Traduite par Fanny Britt, la pièce dégage une énergie de légèreté, malgré certains sujets plutôt sombres. La mise en scène de Martin Faucher impose un rythme généralement soutenu. Découpées en tableaux, les scènes alternent entre la vie dans cette maison tout de blanc meublée et quelques moments de confession des différents personnages, au moyen d’un microphone rappelant le style stand up dont les Américains raffolent. Mais quelques décisions minent notre plaisir. Par exemple, d’entrée de jeu, le long monologue en portugais d'Émilie Bibeau vient faire grincer la machine en marche. Le lien culturel du personnage est très clair, mais ne rien comprendre au texte dès les premières minutes peut occasionner une sensation d’amertume. Puis, il y a ce style «mise en lecture», comme l'a brillamment soulevé un de mes collègues, qui se sent dans les déplacements et le ton des répliques. Martin Faucher joue au narrateur distant, appelant les scènes et décrivant quelques situations. Cela permet, certes, plusieurs moments inventifs, mais crée aussi un effet de suspension. La direction d'acteur de Faucher est par contre impeccable ; Monique Spaziani brille dans son rôle de docteure qui n'arrive pas du tout à imposer son autorité chez elle, entrant à pas de loup pour ne pas déranger la bonne. Hélène Mercier incarne Virginia avec promptitude, au tempérament obsessionnel. Les comédiennes forment un quatuor attachant, éloquent, et s’amusent à incarner ces êtres psychologiquement atteints au comportement parfois invraisemblable. Le seul homme de la distribution, Denis Roy (lors de la première), fait sourire en être nouvellement et amoureusement illuminé.
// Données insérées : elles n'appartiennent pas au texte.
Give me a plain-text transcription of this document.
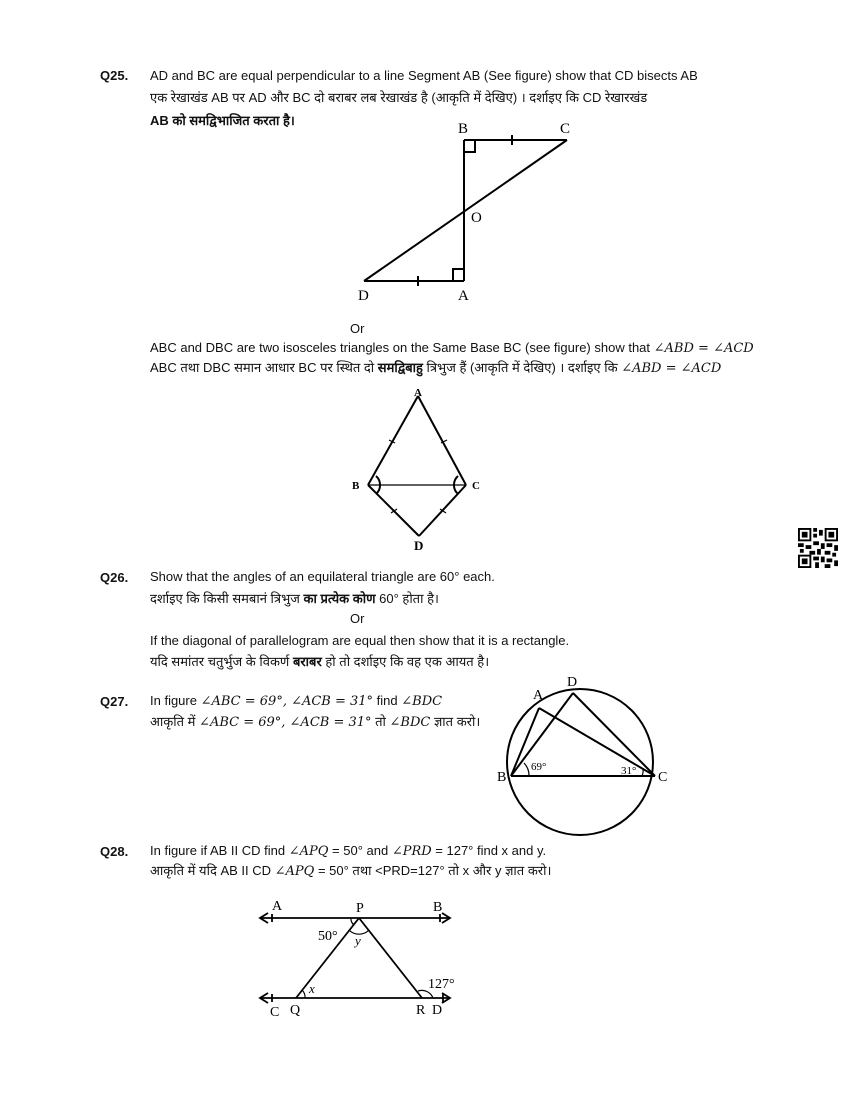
Q25. AD and BC are equal perpendicular to a line Segment AB (See figure) show that CD bisects AB
एक रेखाखंड AB पर AD और BC दो बराबर लब रेखाखंड है (आकृति में देखिए) । दर्शाइए कि CD रेखारखंड
AB को समद्विभाजित करता है।
B	C
O
D	A
Or
ABC and DBC are two isosceles triangles on the Same Base BC (see figure) show that ∠ABD = ∠ACD
ABC तथा DBC समान आधार BC पर स्थित दो समद्विबाहु त्रिभुज हैं (आकृति में देखिए) । दर्शाइए कि ∠ABD = ∠ACD
A
B	C
D
Q26. Show that the angles of an equilateral triangle are 60° each.
दर्शाइए कि किसी समबानं त्रिभुज का प्रत्येक कोण 60° होता है।
Or
If the diagonal of parallelogram are equal then show that it is a rectangle.
यदि समांतर चतुर्भुज के विकर्ण बराबर हो तो दर्शाइए कि वह एक आयत है।
Q27. In figure ∠ABC = 69°, ∠ACB = 31° find ∠BDC
आकृति में ∠ABC = 69°, ∠ACB = 31° तो ∠BDC ज्ञात करो।
A
D
B	C
69°	31°
Q28. In figure if AB II CD find ∠APQ = 50° and ∠PRD = 127° find x and y.
आकृति में यदि AB II CD ∠APQ = 50° तथा <PRD=127° तो x और y ज्ञात करो।
A	P	B
50° y
x	127°
C Q	R D
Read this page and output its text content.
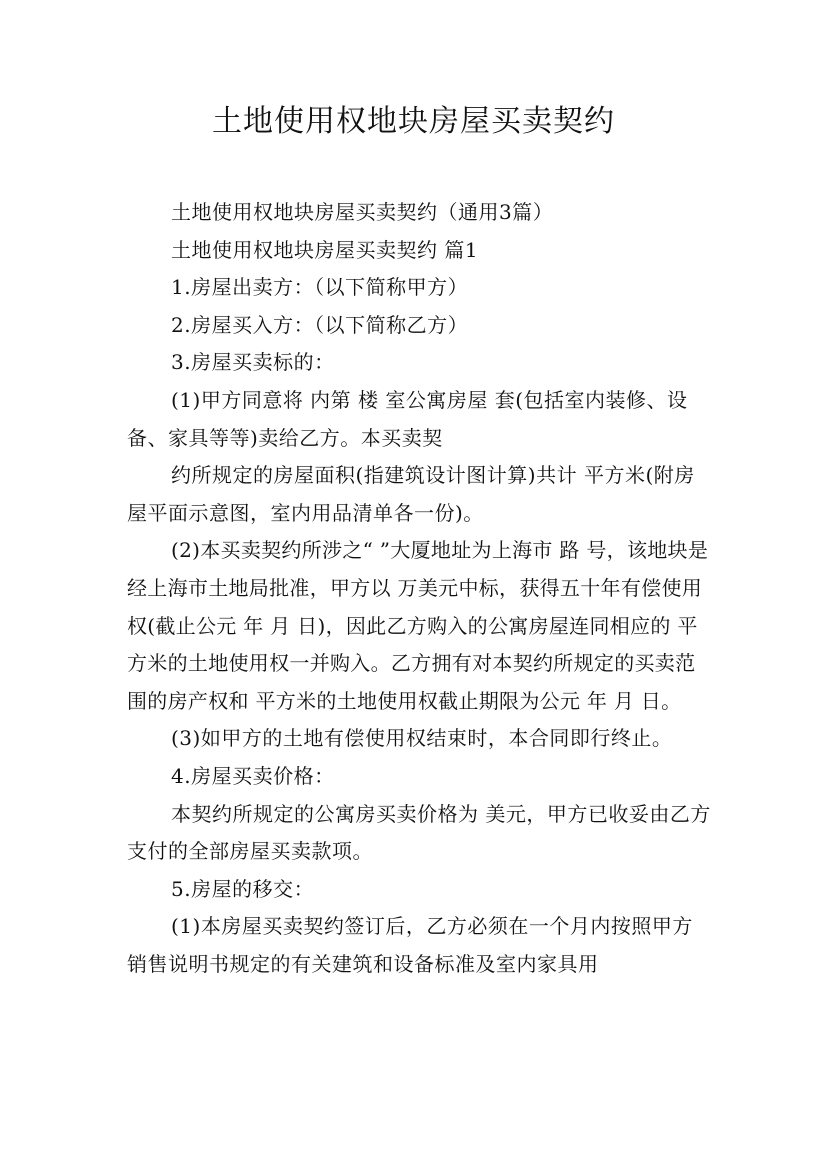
土地使用权地块房屋买卖契约

土地使用权地块房屋买卖契约（通用3篇）

土地使用权地块房屋买卖契约 篇1

1.房屋出卖方：（以下简称甲方）

2.房屋买入方：（以下简称乙方）

3.房屋买卖标的：

(1)甲方同意将 内第 楼 室公寓房屋 套(包括室内装修、设备、家具等等)卖给乙方。本买卖契

约所规定的房屋面积(指建筑设计图计算)共计 平方米(附房屋平面示意图，室内用品清单各一份)。

(2)本买卖契约所涉之“ ”大厦地址为上海市 路 号，该地块是经上海市土地局批准，甲方以 万美元中标，获得五十年有偿使用权(截止公元 年 月 日)，因此乙方购入的公寓房屋连同相应的 平方米的土地使用权一并购入。乙方拥有对本契约所规定的买卖范围的房产权和 平方米的土地使用权截止期限为公元 年 月 日。

(3)如甲方的土地有偿使用权结束时，本合同即行终止。

4.房屋买卖价格：

本契约所规定的公寓房买卖价格为 美元，甲方已收妥由乙方支付的全部房屋买卖款项。

5.房屋的移交：

(1)本房屋买卖契约签订后，乙方必须在一个月内按照甲方销售说明书规定的有关建筑和设备标准及室内家具用
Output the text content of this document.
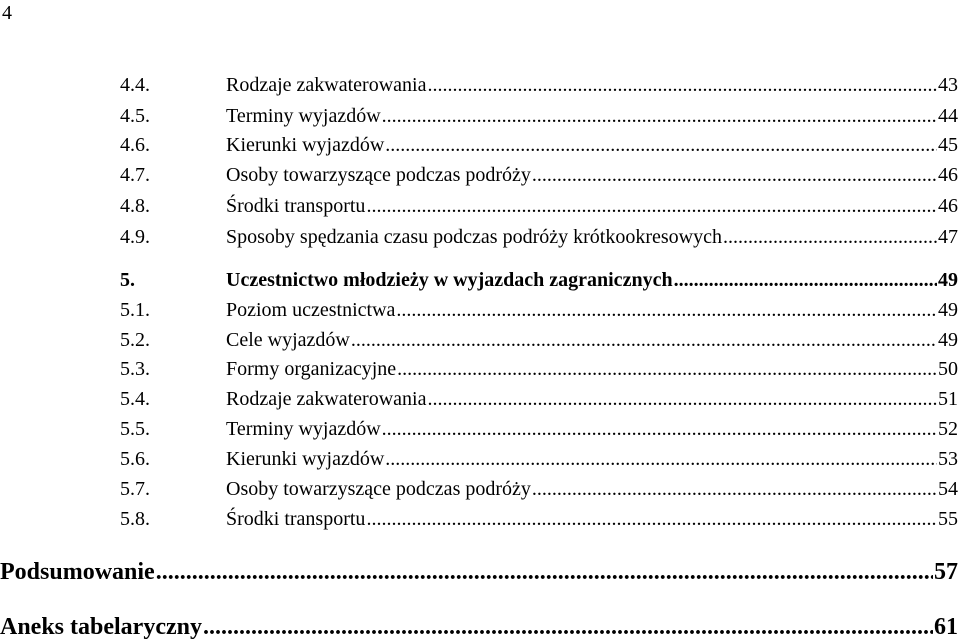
4
4.4.	Rodzaje zakwaterowania .....	43
4.5.	Terminy wyjazdów .....	44
4.6.	Kierunki wyjazdów .....	45
4.7.	Osoby towarzyszące podczas podróży .....	46
4.8.	Środki transportu .....	46
4.9.	Sposoby spędzania czasu podczas podróży krótkookresowych .....	47
5.	Uczestnictwo młodzieży w wyjazdach zagranicznych .....	49
5.1.	Poziom uczestnictwa .....	49
5.2.	Cele wyjazdów .....	49
5.3.	Formy organizacyjne .....	50
5.4.	Rodzaje zakwaterowania .....	51
5.5.	Terminy wyjazdów .....	52
5.6.	Kierunki wyjazdów .....	53
5.7.	Osoby towarzyszące podczas podróży .....	54
5.8.	Środki transportu .....	55
Podsumowanie .....	57
Aneks tabelaryczny .....	61
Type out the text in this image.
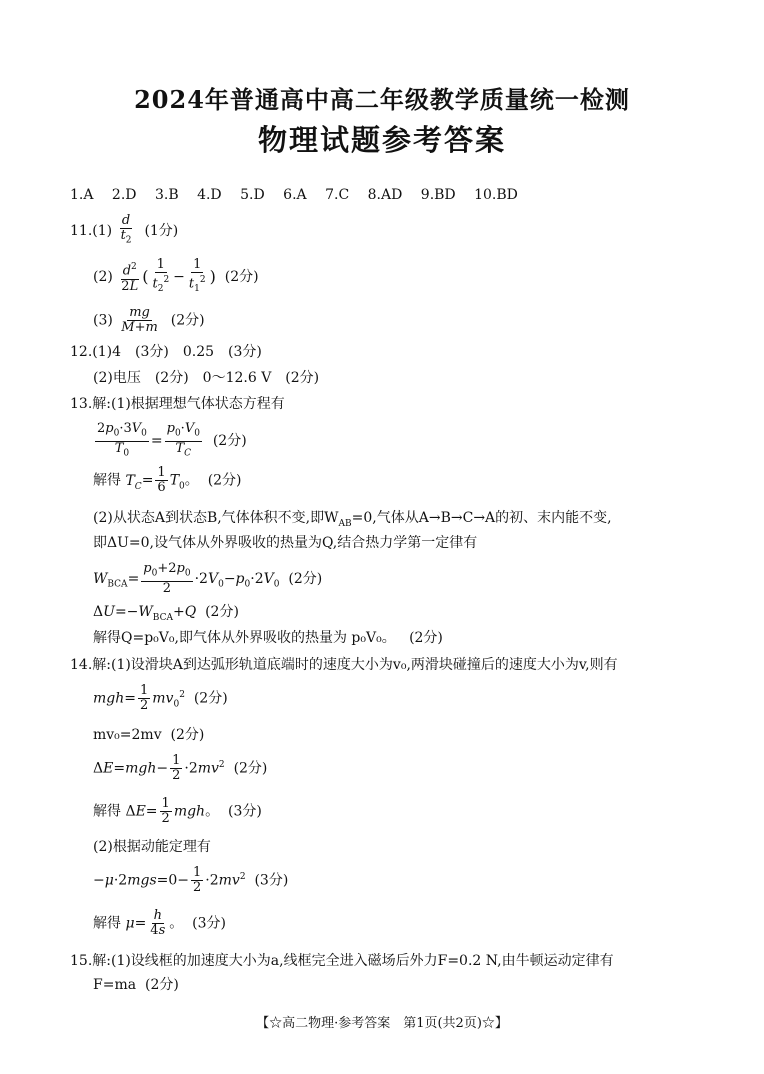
2024年普通高中高二年级教学质量统一检测
物理试题参考答案
1.A 2.D 3.B 4.D 5.D 6.A 7.C 8.AD 9.BD 10.BD
$11.(1) \frac{d}{t_2} (1$分)
$(2) \frac{d^2}{2L}$ ( $\frac{1}{t_2^2} - \frac{1}{t_1^2}$ ) (2分)
$(3) \frac{mg}{M+m} (2$分)
12.(1)4　(3分)　0.25　(3分)
(2)电压　(2分)　0～12.6 V　(2分)
13.解:(1)根据理想气体状态方程有
$\frac{2p_0\cdot 3V_0}{T_0} = \frac{p_0\cdot V_0}{T_C} (2$分)
解得 $T_C= \frac{1}{6} T_0$。  (2分)
(2)从状态A到状态B,气体体积不变,即$W_{AB}=0$,气体从A→B→C→A的初、末内能不变,
即ΔU=0,设气体从外界吸收的热量为Q,结合热力学第一定律有
$W_{BCA}= \frac{p_0+2p_0}{2} \cdot 2V_0-p_0\cdot 2V_0$ (2分)
$\Delta U=-W_{BCA}+Q$ (2分)
解得Q=p₀V₀,即气体从外界吸收的热量为 p₀V₀。 (2分)
14.解:(1)设滑块A到达弧形轨道底端时的速度大小为v₀,两滑块碰撞后的速度大小为v,则有
$mgh= \frac{1}{2} mv_0^2$ (2分)
mv₀=2mv (2分)
$\Delta E=mgh- \frac{1}{2} \cdot 2mv^2$ (2分)
解得 $\Delta E= \frac{1}{2}$ mgh。  (3分)
(2)根据动能定理有
$-\mu\cdot 2mgs=0- \frac{1}{2} \cdot 2mv^2$ (3分)
解得 $\mu= \frac{h}{4s}$ 。  (3分)
15.解:(1)设线框的加速度大小为a,线框完全进入磁场后外力F=0.2 N,由牛顿运动定律有
F=ma (2分)
【☆高二物理·参考答案　第1页(共2页)☆】
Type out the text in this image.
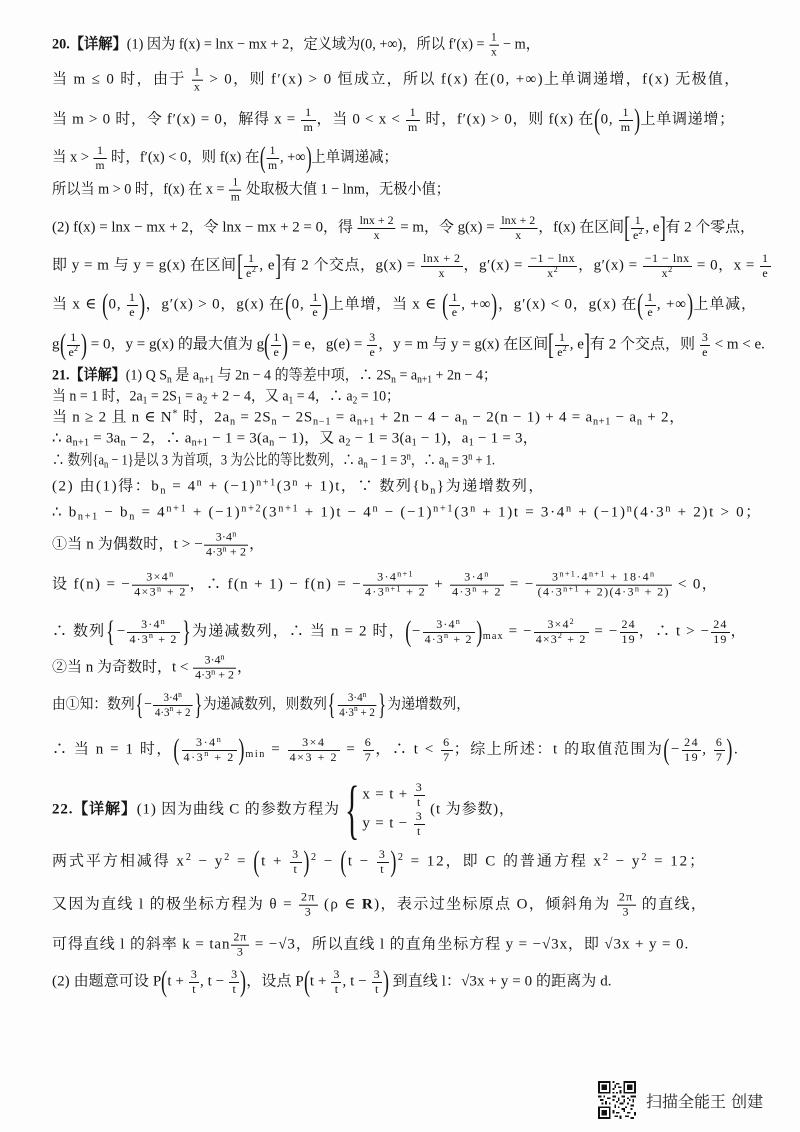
20.【详解】(1) 因为 f(x) = lnx − mx + 2，定义域为(0, +∞)，所以 $f'(x) = \frac{1}{x} - m$，
当 m ≤ 0 时，由于 $\frac{1}{x} > 0$，则 f′(x) > 0 恒成立，所以 f(x) 在(0, +∞)上单调递增，f(x) 无极值，
当 m > 0 时，令 f′(x) = 0，解得 $x = \frac{1}{m}$ ，当 $0 < x < \frac{1}{m}$ 时，f′(x) > 0，则 f(x) 在(0, $\frac{1}{m}$ )上单调递增；
当 $x > \frac{1}{m}$ 时，f′(x) < 0，则 f(x) 在( $\frac{1}{m}$ , +∞)上单调递减；
所以当 m > 0 时，f(x) 在 $x = \frac{1}{m}$ 处取极大值 1 − lnm，无极小值；
(2) f(x) = lnx − mx + 2，令 lnx − mx + 2 = 0，得 $\frac{\ln x + 2}{x} = m$，令 $g(x) = \frac{\ln x + 2}{x}$ ，f(x) 在区间[ $\frac{1}{e^2}$ , e]有 2 个零点，
即 y = m 与 y = g(x) 在区间[ $\frac{1}{e^2}$ , e]有 2 个交点，$g(x) = \frac{\ln x + 2}{x}$ ，$g'(x) = \frac{-1 - \ln x}{x^2}$ ，$g'(x) = \frac{-1 - \ln x}{x^2} = 0$，$x = \frac{1}{e}$
当 x ∈ (0, $\frac{1}{e}$ )，g′(x) > 0，g(x) 在(0, $\frac{1}{e}$ )上单增，当 x ∈ ( $\frac{1}{e}$ , +∞)，g′(x) < 0，g(x) 在( $\frac{1}{e}$ , +∞)上单减，
$g( \frac{1}{e^2}$ ) = 0，y = g(x) 的最大值为 $g( \frac{1}{e}$ ) = e，$g(e) = \frac{3}{e}$ ，y = m 与 y = g(x) 在区间[ $\frac{1}{e^2}$ , e]有 2 个交点，则 $\frac{3}{e} < m < e$.
21.【详解】(1) Q $S_n$ 是 $a_{n+1}$ 与 2n − 4 的等差中项，∴ $2S_n = a_{n+1} + 2n - 4$；
当 n = 1 时，$2a_1 = 2S_1 = a_2 + 2 - 4$，又 $a_1 = 4$，∴ $a_2 = 10$；
当 n ≥ 2 且 n ∈ N* 时，$2a_n = 2S_n - 2S_{n-1} = a_{n+1} + 2n - 4 - a_n - 2(n - 1) + 4 = a_{n+1} - a_n + 2$，
∴ $a_{n+1} = 3a_n - 2$，∴ $a_{n+1} - 1 = 3(a_n - 1)$，又 $a_2 - 1 = 3(a_1 - 1)$，$a_1 - 1 = 3$，
∴ 数列$\{a_n - 1\}$是以 3 为首项，3 为公比的等比数列，∴ $a_n - 1 = 3^n$，∴ $a_n = 3^n + 1$.
(2) 由(1)得：$b_n = 4^n + (-1)^{n+1}(3^n + 1)t$，∵ 数列$\{b_n\}$为递增数列，
∴ $b_{n+1} - b_n = 4^{n+1} + (-1)^{n+2}(3^{n+1} + 1)t - 4^n - (-1)^{n+1}(3^n + 1)t = 3\cdot 4^n + (-1)^n(4\cdot 3^n + 2)t > 0$；
①当 n 为偶数时，t > − $\frac{3\cdot 4^n}{4\cdot 3^n + 2}$ ，
设 f(n) = − $\frac{3\times 4^n}{4\times 3^n + 2}$ ，∴ f(n + 1) − f(n) = − $\frac{3\cdot 4^{n+1}}{4\cdot 3^{n+1} + 2} + \frac{3\cdot 4^n}{4\cdot 3^n + 2}$ = − $\frac{3^{n+1}\cdot 4^{n+1} + 18\cdot 4^n}{(4\cdot 3^{n+1} + 2)(4\cdot 3^n + 2)} < 0$，
∴ 数列{− $\frac{3\cdot 4^n}{4\cdot 3^n + 2}$ }为递减数列，∴ 当 n = 2 时，(− $\frac{3\cdot 4^n}{4\cdot 3^n + 2} )_{max}$ = − $\frac{3\times 4^2}{4\times 3^2 + 2}$ = − $\frac{24}{19}$ ，∴ t > − $\frac{24}{19}$ ，
②当 n 为奇数时，$t < \frac{3\cdot 4^n}{4\cdot 3^n + 2}$ ，
由①知：数列{− $\frac{3\cdot 4^n}{4\cdot 3^n + 2}$ }为递减数列，则数列{ $\frac{3\cdot 4^n}{4\cdot 3^n + 2}$ }为递增数列，
∴ 当 n = 1 时，( $\frac{3\cdot 4^n}{4\cdot 3^n + 2} )_{min} = \frac{3\times 4}{4\times 3 + 2} = \frac{6}{7}$ ，∴ $t < \frac{6}{7}$ ；综上所述：t 的取值范围为(− $\frac{24}{19}$ , $\frac{6}{7}$ ).
22.【详解】(1) 因为曲线 C 的参数方程为{ $x = t + \frac{3}{t}$
$y = t - \frac{3}{t}$
(t 为参数)，
两式平方相减得 $x^2 - y^2 = (t + \frac{3}{t} )^2 - (t - \frac{3}{t} )^2 = 12$，即 C 的普通方程 $x^2 - y^2 = 12$；
又因为直线 l 的极坐标方程为 $\theta = \frac{2\pi}{3} (\rho$ ∈ R)，表示过坐标原点 O，倾斜角为 $\frac{2\pi}{3}$ 的直线，
可得直线 l 的斜率 $k = \tan \frac{2\pi}{3} = -√3$，所以直线 l 的直角坐标方程 y = −√3x，即 √3x + y = 0.
(2) 由题意可设 $P(t + \frac{3}{t}$ , $t - \frac{3}{t}$ )，设点 $P(t + \frac{3}{t}$ , $t - \frac{3}{t}$ ) 到直线 l：√3x + y = 0 的距离为 d.
扫描全能王 创建
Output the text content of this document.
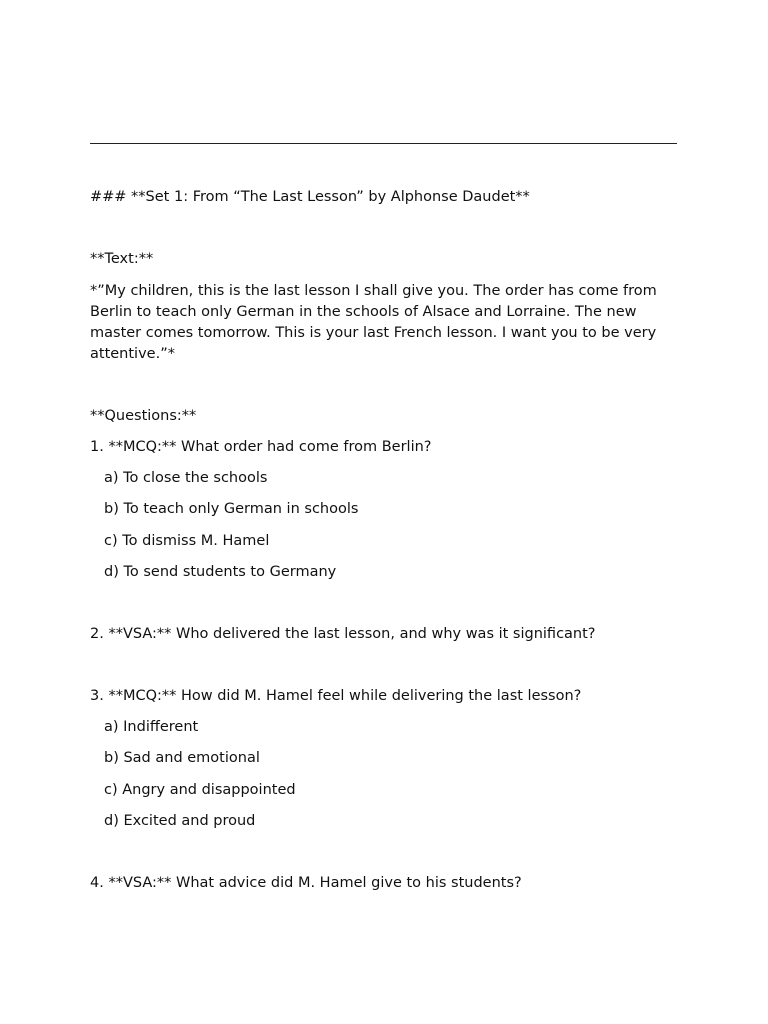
### **Set 1: From “The Last Lesson” by Alphonse Daudet**
**Text:**
*”My children, this is the last lesson I shall give you. The order has come from Berlin to teach only German in the schools of Alsace and Lorraine. The new master comes tomorrow. This is your last French lesson. I want you to be very attentive.”*
**Questions:**
1. **MCQ:** What order had come from Berlin?
a) To close the schools
b) To teach only German in schools
c) To dismiss M. Hamel
d) To send students to Germany
2. **VSA:** Who delivered the last lesson, and why was it significant?
3. **MCQ:** How did M. Hamel feel while delivering the last lesson?
a) Indifferent
b) Sad and emotional
c) Angry and disappointed
d) Excited and proud
4. **VSA:** What advice did M. Hamel give to his students?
On a porté une attention particulière à la scénographie : celle-ci, avec peu de moyens et en occupant le même espace, permet facilement d'afficher et de délimiter le style des deux femmes de la vie de Charles. Au centre, le divan chic et la table basse de Lane nous situent dans un salon de banlieue ; à gauche, la petite table et les chaises dépareillées sont les meubles qui occupent la terrasse de bord de mer de l'appartement d'Ana.
La pièce pose un regard comique sur une névrose généralisée chez les Américains blasés, obnubilés par le travail. On rit de bon coeur des élans saugrenus et des répliques expéditives de Virginia, ou alors on est charmé par la savoureuse Mathilda ou par l'élégance et la sérénité d’Ana. Pourtant, la pièce n'arrive pas à satisfaire totalement notre appétit.